2016年05月07日 | リマインドと想起の不一致
リマインドと想起の不一致(29)

 江川と西本がいた。人気のないリーグ側の(実力はあった)ロッテには野武士みたいな落合がいた。関西の鉄道会社はまだ球団をたくさんもっていた。産業も変わる。小売りの時代ではなかったのだろう。

 三島由紀夫は辛うじてまだ読まれていた。夏休み前には読まれるべき文庫本が本屋に平積みされていた。

 インターネット網は発達せず、それより、そういう計画自体が知られていなかった。だから、仲間内は小さく、同じ意味合いでより広かった。商店街で近所のおばさんが買い物をしている。どこか見知らぬ倉庫から我が家まで配達してくれるわけもなかった。酒は酒屋で、魚は魚屋だった。

 君もここにいた。ぼくは、ありふれた曲のサビのように、この八字をくりかえし唱えなければならなかった。

 ぼくは電話をする。それ専用の国営企業はいくつかに分かれた。だからといって電話が通じなくなることもなかった。ぼくはひじりの声を聞く。電線を通じて。どんな仕組みか分からないながらも。

 ぼくにはなつかしむという感情もまだなく、すべては進行形のなかにいた。そして、愚かしさという事態も知らず、賢さという定義も手の平にも、胸の中にもなかった。三十年の無駄な知識をひきずったぼくはあの情熱を思い出すという手法でしか取り戻す術を与えられていない。

 その間にたくさんのスターが生まれ、多くがその後、濁流に呑み込まれた。彼女はバイトが休みだった。前日に航空機がどこかのはじめて聞く名前の山の中腹に落ちていた。ひとり、スターが消えた。もっと多くの個々のスターがいただろう。ぼくは電話をしながらその様子を見守った。世界は安全な場所ではなかったが、電話をしているぼくとひじりは危ないところで危険地帯をすり抜けていた。

「こわいね」と、ひじりがぽつりと言った。ぼくは完全に彼女を守る方法を探した。いつもそばにいることはできない。ヒット曲は不可能なその類いのことを歌う。彼らもまた童話のなかにいた。

 現実は童話ほど甘くはなかった。ぼくは翌日、本屋で読むべき本を探す。まだ、ぼくは意図的に本を手にしたことがない。その後の人生を考えれば大きな一歩であったわけだ。頭を悩ました作家や哲学者の人生も煎じ詰めれば数百円で流通されている。相対的な価値というのはその程度のものなのだ。

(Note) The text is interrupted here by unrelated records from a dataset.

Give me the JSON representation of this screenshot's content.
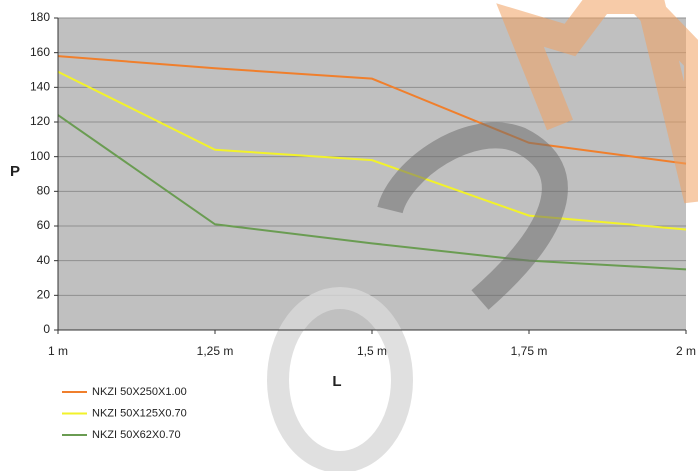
{
  "chart_data": {
    "type": "line",
    "x_label": "L",
    "y_label": "P",
    "categories": [
      "1 m",
      "1,25 m",
      "1,5 m",
      "1,75 m",
      "2 m"
    ],
    "series": [
      {
        "name": "NKZI 50X250X1.00",
        "color": "#f07f2c",
        "values": [
          158,
          151,
          145,
          108,
          96
        ]
      },
      {
        "name": "NKZI 50X125X0.70",
        "color": "#f2f22a",
        "values": [
          149,
          104,
          98,
          66,
          58
        ]
      },
      {
        "name": "NKZI 50X62X0.70",
        "color": "#6a9c52",
        "values": [
          124,
          61,
          50,
          40,
          35
        ]
      }
    ],
    "ylim": [
      0,
      180
    ],
    "yticks": [
      0,
      20,
      40,
      60,
      80,
      100,
      120,
      140,
      160,
      180
    ],
    "grid": true
  }
}
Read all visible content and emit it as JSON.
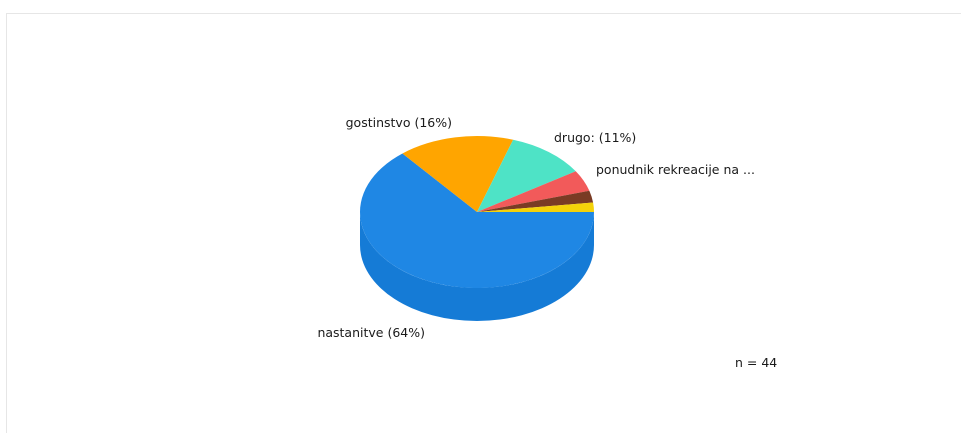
{
  "chart_data": {
    "type": "pie",
    "style": "3d",
    "title": "",
    "legend": "none",
    "slices": [
      {
        "label": "nastanitve (64%)",
        "value": 64,
        "color": "#1f87e4",
        "side": "#157bd6"
      },
      {
        "label": "gostinstvo (16%)",
        "value": 16,
        "color": "#ffa500",
        "side": "#e38f00"
      },
      {
        "label": "drugo: (11%)",
        "value": 11,
        "color": "#4ee3c6",
        "side": "#39c9ae"
      },
      {
        "label": "ponudnik rekreacije na ...",
        "value": 4.5,
        "color": "#f25a5a",
        "side": "#d94848"
      },
      {
        "label": "",
        "value": 2.5,
        "color": "#7a3b24",
        "side": "#63301d"
      },
      {
        "label": "",
        "value": 2,
        "color": "#f4d20a",
        "side": "#d9b906"
      }
    ],
    "note": "n = 44"
  }
}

 ぼくは風量を強にした扇風機に吹かれて本を読んだ。ここにひじりはいなかった。ぼくだけの世界が構築される。いや、ぼくとどこにいるかも分からない作者とだけの間柄だ。ぼくはある場合、死人と会話する。死んだひとが生きている間に頑張った事柄を無心に受容する。ぼくには判断材料の在庫も一覧もなく、比較したり検討したりすることも許されない。一先ず、受け入れる。反発という感情もない。だが、目の前にいる両親を小馬鹿にして、反論する。

 ひじりに呼び出され、ぼくは外に出る。夏の夜はまだまだ暑く、盆踊りの音が遠くから聞こえる。死者がどこかから戻ってくるのかもしれない。迷信に過ぎなくても、行事というのは滞りなく進めなければいけないのだ。